SN 2005gj was a supernova located approximately 864 million light years (265 million parsecs) away from Earth. It was discovered on September 27, 2005, by the Sloan Digital Sky Survey and the Nearby Supernova Factory. 2005gj was noted because it had qualities of both Type Ia and Type IIn supernovae, and because hydrogen emission lines were found in its spectrum (see hydrogen spectral series). These hydrogen lines, which were found on the spectrum at redshift z=0.0613, are thought to be indicative of interactions with a circumstellar medium (CSM; a donut-shaped, nebula-like ring of matter around a star) by the supernova's ejected matter or white dwarf progenitor. Such emission lines are extremely rare in Type Ia supernovae - only one other Type Ia, SN 2002ic, has been observed to exhibit the same properties. However, 2005gj's CSM interaction was much stronger and more clearly observed than 2002ic's. The mass-loss history 2005gj's hydrogen lines suggest has been cited as evidence that luminous blue variable (LBV) hypergiants can be progenitors of thermonuclear supernovae.

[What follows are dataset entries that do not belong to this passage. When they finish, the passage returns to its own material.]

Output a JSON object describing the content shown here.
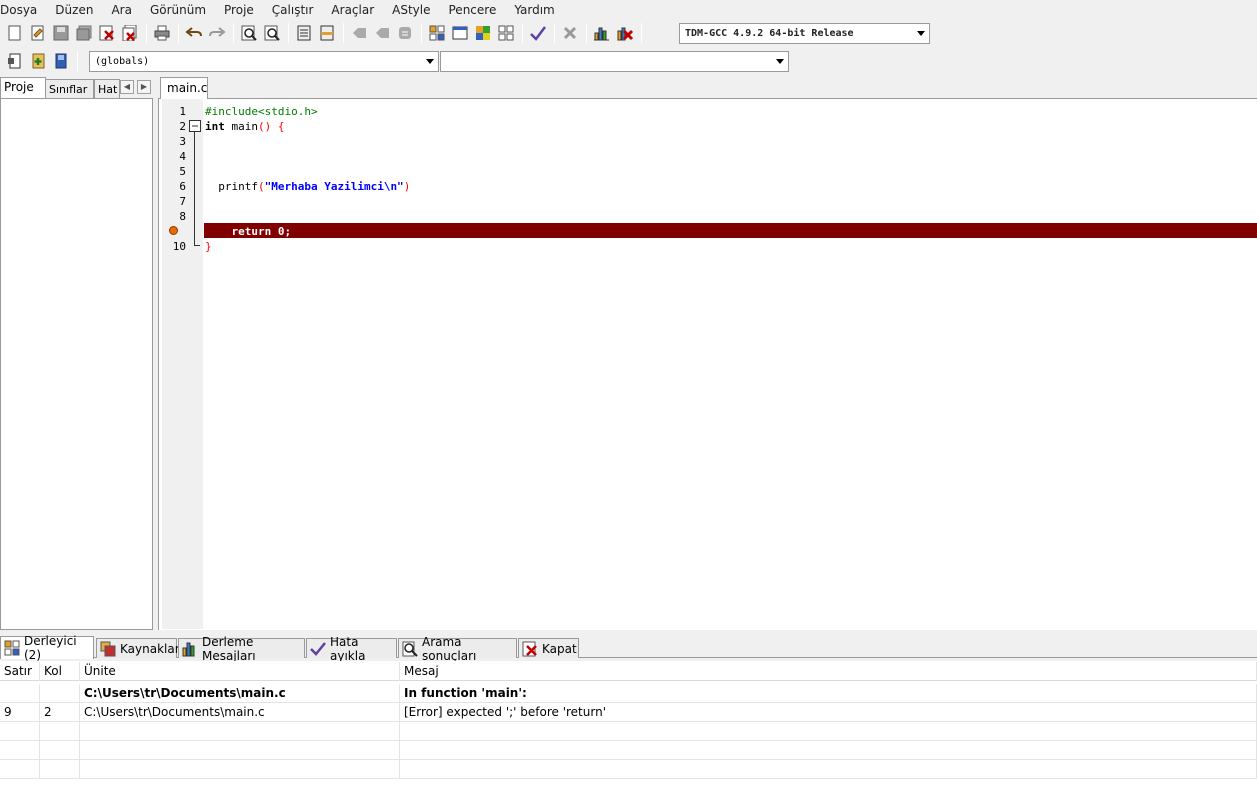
{
  "menu": [
    "Dosya",
    "Düzen",
    "Ara",
    "Görünüm",
    "Proje",
    "Çalıştır",
    "Araçlar",
    "AStyle",
    "Pencere",
    "Yardım"
  ],
  "toolbar": {
    "compiler_select": "TDM-GCC 4.9.2 64-bit Release",
    "scope_select": "(globals)",
    "function_select": ""
  },
  "left_tabs": [
    "Proje",
    "Sınıflar",
    "Hat"
  ],
  "editor_tab": "main.c",
  "code": {
    "line_numbers": [
      "1",
      "2",
      "3",
      "4",
      "5",
      "6",
      "7",
      "8",
      "",
      "10"
    ],
    "lines": [
      {
        "parts": [
          {
            "t": "#include<stdio.h>",
            "c": "#008000"
          }
        ]
      },
      {
        "parts": [
          {
            "t": "int",
            "c": "#000000",
            "b": true
          },
          {
            "t": " main",
            "c": "#000000"
          },
          {
            "t": "() {",
            "c": "#ff0000"
          }
        ]
      },
      {
        "parts": []
      },
      {
        "parts": []
      },
      {
        "parts": []
      },
      {
        "parts": [
          {
            "t": "  printf",
            "c": "#000000"
          },
          {
            "t": "(",
            "c": "#ff0000"
          },
          {
            "t": "\"Merhaba Yazilimci\\n\"",
            "c": "#0000ff",
            "b": true
          },
          {
            "t": ")",
            "c": "#ff0000"
          }
        ]
      },
      {
        "parts": []
      },
      {
        "parts": []
      },
      {
        "parts": [
          {
            "t": "    return 0;",
            "c": "#ffffff",
            "b": true
          }
        ]
      },
      {
        "parts": [
          {
            "t": "}",
            "c": "#ff0000"
          }
        ]
      }
    ]
  },
  "bottom_tabs": [
    {
      "label": "Derleyici (2)",
      "icon": "compiler-grid-icon",
      "active": true
    },
    {
      "label": "Kaynaklar",
      "icon": "resources-icon",
      "active": false
    },
    {
      "label": "Derleme Mesajları",
      "icon": "compile-log-chart-icon",
      "active": false
    },
    {
      "label": "Hata ayıkla",
      "icon": "debug-check-icon",
      "active": false
    },
    {
      "label": "Arama sonuçları",
      "icon": "search-results-icon",
      "active": false
    },
    {
      "label": "Kapat",
      "icon": "close-panel-icon",
      "active": false
    }
  ],
  "messages": {
    "columns": [
      "Satır",
      "Kol",
      "Ünite",
      "Mesaj"
    ],
    "rows": [
      {
        "line": "",
        "col": "",
        "unit": "C:\\Users\\tr\\Documents\\main.c",
        "msg": "In function 'main':",
        "bold": true
      },
      {
        "line": "9",
        "col": "2",
        "unit": "C:\\Users\\tr\\Documents\\main.c",
        "msg": "[Error] expected ';' before 'return'",
        "bold": false
      }
    ]
  },
  "colors": {
    "error_line": "#800000",
    "keyword_green": "#008000",
    "string_blue": "#0000ff",
    "brace_red": "#ff0000"
  }
}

2005gj was also noted for its overluminosity. With a light curve that maximised 14-47 days after the initial observation, it was three times more luminous than SN 1991T (which was, at the time of its 1991 discovery, the brightest Ia supernova on record), 1.5 times more luminous than SN 2002ic, and close to 100 times more luminous than previously thought possible. Scientists Denis Leahy and Rachid Ouyed from the University of Calgary contend that the incidence of a quark nova, a very luminous process involving the degeneration of neutrons into their constituent quarks, could explain the unusual magnitude of the luminosity.